Deregulate, not destabilise

While the line between operator and regulator has long been blurred in Nepal, there are economic gains associated with when such a system is deregulated.

A 2025 research in Organisation for Economic Co-operation and Development (OECD) countries shows that transport deregulation, especially when combined with broader product market reforms, can increase GDP by 1–6% over a decade. 

The working paper titled Regulation and Growth, deregulating network sectors, including transport, resulted in broad but modest economy-wide gains: labour productivity up by 5%, capital stock up by 4%, and employment by 2%.

These outcomes came not from dismantling state rules alone, but from ensuring that deregulation didn’t give way to unregulated monopolies. Deregulation in theory aims to make markets more open, responsive, and competitive. But as OECD countries have learned, liberalisation without a regulatory backbone leads to consolidation, not competition.

The pushback against provincial jurisdiction

It was only in February 2024, the federal government amended the Industrial Enterprises Act, 2020, to recognise ride-hailing as a service-oriented business in the country after seven years of operations.

In June 2024, the Supreme Court issued a directive calling on the government to formulate legal regulations on ride-hailing—covering aspects like passenger safety, insurance, licensing, and registration—citing the earlier recognition under the Industrial Enterprises Act . However, the government has yet to roll out national guidelines.

Article 57 (1) vests the federal government with exclusive authority over matters listed in Schedule 5, including the formulation of national transportation policies.
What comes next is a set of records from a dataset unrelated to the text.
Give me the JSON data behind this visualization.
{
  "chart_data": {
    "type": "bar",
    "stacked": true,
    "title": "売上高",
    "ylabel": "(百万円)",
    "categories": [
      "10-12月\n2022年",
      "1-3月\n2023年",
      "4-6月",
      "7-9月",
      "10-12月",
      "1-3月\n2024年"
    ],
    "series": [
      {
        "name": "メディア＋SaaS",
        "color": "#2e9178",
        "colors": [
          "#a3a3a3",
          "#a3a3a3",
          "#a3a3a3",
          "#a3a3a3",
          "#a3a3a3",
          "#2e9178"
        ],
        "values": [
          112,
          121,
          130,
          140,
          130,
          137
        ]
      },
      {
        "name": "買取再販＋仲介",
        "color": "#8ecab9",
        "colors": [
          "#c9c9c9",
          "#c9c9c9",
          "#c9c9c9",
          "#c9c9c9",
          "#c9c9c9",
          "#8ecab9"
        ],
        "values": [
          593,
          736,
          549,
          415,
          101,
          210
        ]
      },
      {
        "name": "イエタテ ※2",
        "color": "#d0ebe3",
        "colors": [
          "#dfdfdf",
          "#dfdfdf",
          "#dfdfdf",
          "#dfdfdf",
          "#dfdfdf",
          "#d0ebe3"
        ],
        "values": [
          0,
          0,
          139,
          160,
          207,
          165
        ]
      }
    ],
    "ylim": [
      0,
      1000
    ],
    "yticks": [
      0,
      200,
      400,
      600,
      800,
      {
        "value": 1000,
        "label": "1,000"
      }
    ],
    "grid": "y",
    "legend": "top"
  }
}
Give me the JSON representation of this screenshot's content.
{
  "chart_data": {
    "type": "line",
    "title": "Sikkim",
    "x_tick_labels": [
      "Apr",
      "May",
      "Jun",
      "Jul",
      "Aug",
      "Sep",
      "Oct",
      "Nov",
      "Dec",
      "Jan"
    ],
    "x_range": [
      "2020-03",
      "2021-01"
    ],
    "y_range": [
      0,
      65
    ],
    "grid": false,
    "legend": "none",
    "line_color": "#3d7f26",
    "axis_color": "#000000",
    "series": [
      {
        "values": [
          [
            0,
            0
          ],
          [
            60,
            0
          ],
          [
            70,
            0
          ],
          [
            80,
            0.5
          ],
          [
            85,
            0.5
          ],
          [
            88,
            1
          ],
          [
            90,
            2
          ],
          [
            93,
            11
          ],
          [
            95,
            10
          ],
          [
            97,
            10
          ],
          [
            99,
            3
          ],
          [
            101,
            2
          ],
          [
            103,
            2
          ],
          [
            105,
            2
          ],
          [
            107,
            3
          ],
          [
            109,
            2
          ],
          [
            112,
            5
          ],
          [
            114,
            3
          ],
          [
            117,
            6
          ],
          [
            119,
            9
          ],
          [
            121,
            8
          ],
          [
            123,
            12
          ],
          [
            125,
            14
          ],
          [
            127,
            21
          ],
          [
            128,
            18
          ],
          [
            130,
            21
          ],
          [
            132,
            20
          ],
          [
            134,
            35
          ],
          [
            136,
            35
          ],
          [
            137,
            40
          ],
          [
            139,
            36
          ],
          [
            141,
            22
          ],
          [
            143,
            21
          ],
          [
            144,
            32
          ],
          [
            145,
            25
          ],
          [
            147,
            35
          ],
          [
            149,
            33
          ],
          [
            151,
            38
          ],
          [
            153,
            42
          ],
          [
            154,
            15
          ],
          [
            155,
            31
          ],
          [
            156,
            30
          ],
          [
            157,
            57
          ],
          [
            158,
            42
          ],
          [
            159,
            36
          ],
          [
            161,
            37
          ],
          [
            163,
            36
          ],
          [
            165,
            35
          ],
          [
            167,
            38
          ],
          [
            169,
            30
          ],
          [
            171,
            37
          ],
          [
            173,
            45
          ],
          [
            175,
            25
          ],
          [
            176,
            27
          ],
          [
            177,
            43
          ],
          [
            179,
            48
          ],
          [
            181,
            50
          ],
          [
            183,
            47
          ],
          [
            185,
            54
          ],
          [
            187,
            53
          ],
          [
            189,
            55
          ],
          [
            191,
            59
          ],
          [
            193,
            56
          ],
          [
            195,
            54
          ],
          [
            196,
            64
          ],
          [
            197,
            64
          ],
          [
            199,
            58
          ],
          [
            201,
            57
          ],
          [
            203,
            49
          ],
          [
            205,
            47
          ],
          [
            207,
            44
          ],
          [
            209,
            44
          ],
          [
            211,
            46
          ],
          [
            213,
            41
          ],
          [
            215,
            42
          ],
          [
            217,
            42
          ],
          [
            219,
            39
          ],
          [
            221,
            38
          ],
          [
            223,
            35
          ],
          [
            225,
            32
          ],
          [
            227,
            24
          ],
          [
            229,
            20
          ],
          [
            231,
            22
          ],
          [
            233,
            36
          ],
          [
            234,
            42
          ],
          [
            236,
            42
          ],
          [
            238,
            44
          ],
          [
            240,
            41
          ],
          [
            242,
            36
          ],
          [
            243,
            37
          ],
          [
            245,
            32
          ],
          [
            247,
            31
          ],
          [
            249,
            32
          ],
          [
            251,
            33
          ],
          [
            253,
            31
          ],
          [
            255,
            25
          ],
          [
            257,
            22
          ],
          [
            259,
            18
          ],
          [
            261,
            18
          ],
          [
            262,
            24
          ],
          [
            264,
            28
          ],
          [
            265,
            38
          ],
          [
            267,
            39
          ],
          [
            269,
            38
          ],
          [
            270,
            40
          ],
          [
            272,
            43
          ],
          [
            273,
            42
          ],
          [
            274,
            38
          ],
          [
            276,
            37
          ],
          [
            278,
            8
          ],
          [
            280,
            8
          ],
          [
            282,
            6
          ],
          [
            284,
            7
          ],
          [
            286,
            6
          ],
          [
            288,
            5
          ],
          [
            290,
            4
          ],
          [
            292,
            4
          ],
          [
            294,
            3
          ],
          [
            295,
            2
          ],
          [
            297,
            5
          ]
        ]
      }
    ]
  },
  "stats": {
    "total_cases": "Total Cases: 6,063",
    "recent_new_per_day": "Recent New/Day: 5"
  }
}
This covers regulating interstate connectivity and transportation.

Similarly, Article 57 (2) vests the provincial government with exclusive authority over matters listed in Schedule 6, including formulating laws for registration, operation and regulation of transportation within provincial boundaries.

Building upon the constitutional mandate and fragmented federal provisions, all seven provinces have rolled out their respective provincial transport management acts, sharing similar provisions.

The Regulations in Gandaki were published in the provincial gazette on May 14, under the Gandaki Province Transport Management Act, 2019, to formally regulate and levy taxation on ride-hailing and self-driving (rental) services. Gandaki became the country’s first-ever province to do so. 

After the Gandaki government formulated the regulations, the transport operators strongly opposed it, calling for a nationwide strike. Two vocal critics of the reform are Bijay Swar and Saroj Situala, President and General Secretary of the FNNTE, respectively. Both are affiliated with the Nepali Congress with Sitaula joining the party only recently. During the 2018 crackdown, both were detained for disrupting the transport services throughout the country and later released after agreeing to comply. Situala has gone on to say that the move would end Gandaki CM Surendra Pandey’s political career.

On June 3, the federal government wrote to the Gandaki government, requesting a temporary suspension of the regulation, which the latter agreed. In contrast, the Supreme Court on June 24 issued an interim order to put a stay on the suspension and continue implementing it, saying the policy is in the public interest. It also directed the federal authorities not to interfere with provincial jurisdiction.

On the other hand, Bagmati and Sudurpaschim governments have also recognised ride-hailing and self-driving as service-oriented businesses. However, they are yet to outline further bylaws. But the recent precedent where transport operators pushed the federal government to overrule provincial jurisdiction makes it unlikely anytime soon.

Vivek Baranwal is sub-editor at the_farsight.